The United States faces a crisis of child poverty. Seventeen percent of all American children are impoverished — a rate higher than not just peer nations like Canada and the U.K., but Mexico and Russia as well. Currently, more than 50 percent of Black and Latinx children in the U.S. do not qualify for the full benefit, compared to 23 percent of white children, and nearly one in five Black children do not receive any credit at all.

To combat this crisis, President Biden and Congress should enhance the child tax credit and make it fully refundable. If we enhance the child tax credit, we can cut child poverty by 40 percent and instantly lift over 50 percent of Black children out of poverty.


We cannot repair harms that we have not fully diagnosed. We must commit to a thorough examination of the impact of the legacy of chattel slavery on racial inequality today. In 2021, Congress must pass H.R. 40, which would establish a commission to study reparations and make recommendations for Black Americans.

The Long View

For the past century, the ACLU has fought for racial justice in legislatures and in courts, including through several landmark Supreme Court cases. While the court has not always ruled in favor of racial justice, incremental wins throughout history have helped to chip away at different forms of racism such as school segregation ( Brown v. Board), racial bias in the criminal legal system (Powell v. Alabama, i.e. the Scottsboro Boys), and marriage inequality (Loving v. Virginia). While these landmark victories initiated necessary reforms, they were only a starting point.

Systemic racism continues to pervade the lives of Black people through voter suppression, lack of financial services, housing discrimination, and other areas. More than anything, doing this work has taught the ACLU that we must fight on every front in order to overcome our country's legacies of racism. That is what our Systemic Equality agenda is all about.

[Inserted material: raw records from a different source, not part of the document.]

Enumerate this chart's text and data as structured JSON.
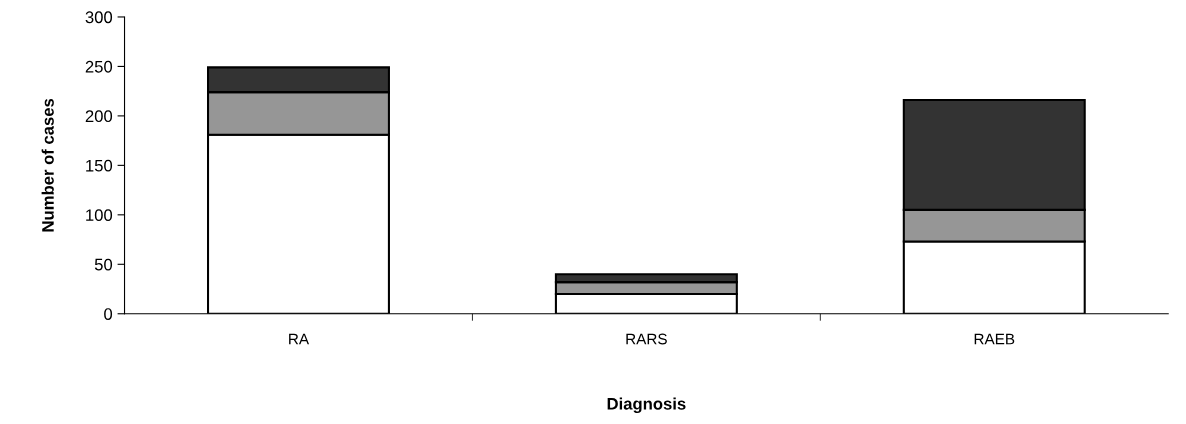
{
  "chart_data": {
    "type": "bar",
    "stacked": true,
    "xlabel": "Diagnosis",
    "ylabel": "Number of cases",
    "categories": [
      "RA",
      "RARS",
      "RAEB"
    ],
    "series": [
      {
        "color": "#ffffff",
        "values": [
          181,
          20,
          73
        ]
      },
      {
        "color": "#969696",
        "values": [
          43,
          12,
          32
        ]
      },
      {
        "color": "#333333",
        "values": [
          25,
          8,
          111
        ]
      }
    ],
    "ylim": [
      0,
      300
    ],
    "yticks": [
      0,
      50,
      100,
      150,
      200,
      250,
      300
    ]
  }
}
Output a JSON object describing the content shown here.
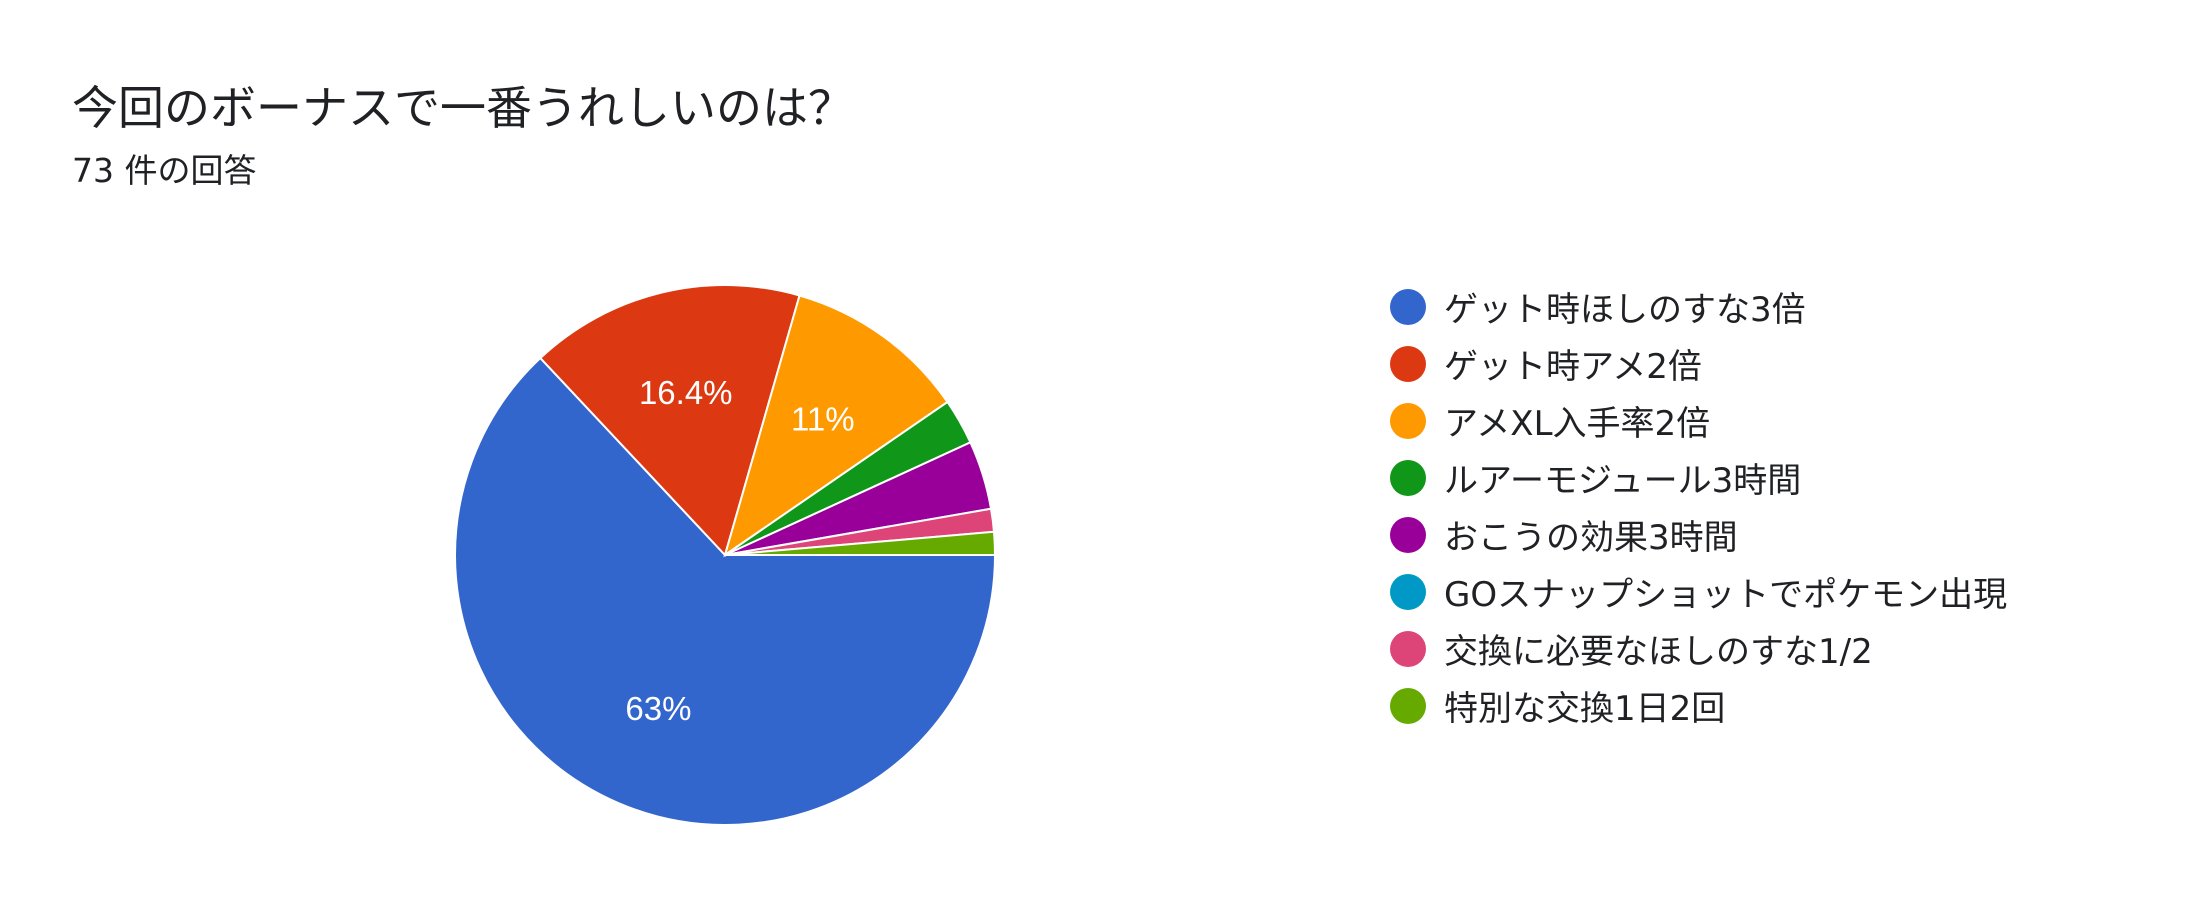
{
  "header": {
    "title": "今回のボーナスで一番うれしいのは？",
    "response_count": "73 件の回答"
  },
  "chart_data": {
    "type": "pie",
    "title": "今回のボーナスで一番うれしいのは？",
    "total_responses": 73,
    "legend_position": "right",
    "slices": [
      {
        "label": "ゲット時ほしのすな3倍",
        "count": 46,
        "percent_label": "63%",
        "color": "#3366cc"
      },
      {
        "label": "ゲット時アメ2倍",
        "count": 12,
        "percent_label": "16.4%",
        "color": "#dc3912"
      },
      {
        "label": "アメXL入手率2倍",
        "count": 8,
        "percent_label": "11%",
        "color": "#ff9900"
      },
      {
        "label": "ルアーモジュール3時間",
        "count": 2,
        "percent_label": "",
        "color": "#109618"
      },
      {
        "label": "おこうの効果3時間",
        "count": 3,
        "percent_label": "",
        "color": "#990099"
      },
      {
        "label": "GOスナップショットでポケモン出現",
        "count": 0,
        "percent_label": "",
        "color": "#0099c6"
      },
      {
        "label": "交換に必要なほしのすな1/2",
        "count": 1,
        "percent_label": "",
        "color": "#dd4477"
      },
      {
        "label": "特別な交換1日2回",
        "count": 1,
        "percent_label": "",
        "color": "#66aa00"
      }
    ]
  }
}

In the weeks ahead, we will both expand on our views of why these campaigns are crucial to systemic equality and signal the path this country must take. We will also dive into our work to build organizing, advocacy, and legal power in the South — a region with a unique history of racial oppression and violence alongside a rich history of antiracist organizing and advocacy. We are committed to four principles throughout this campaign: reconciliation, access, prosperity, and empowerment. We hope that our actions can meet our ambition to, as Dr. King said, lead this nation to live out the true meaning of its creed.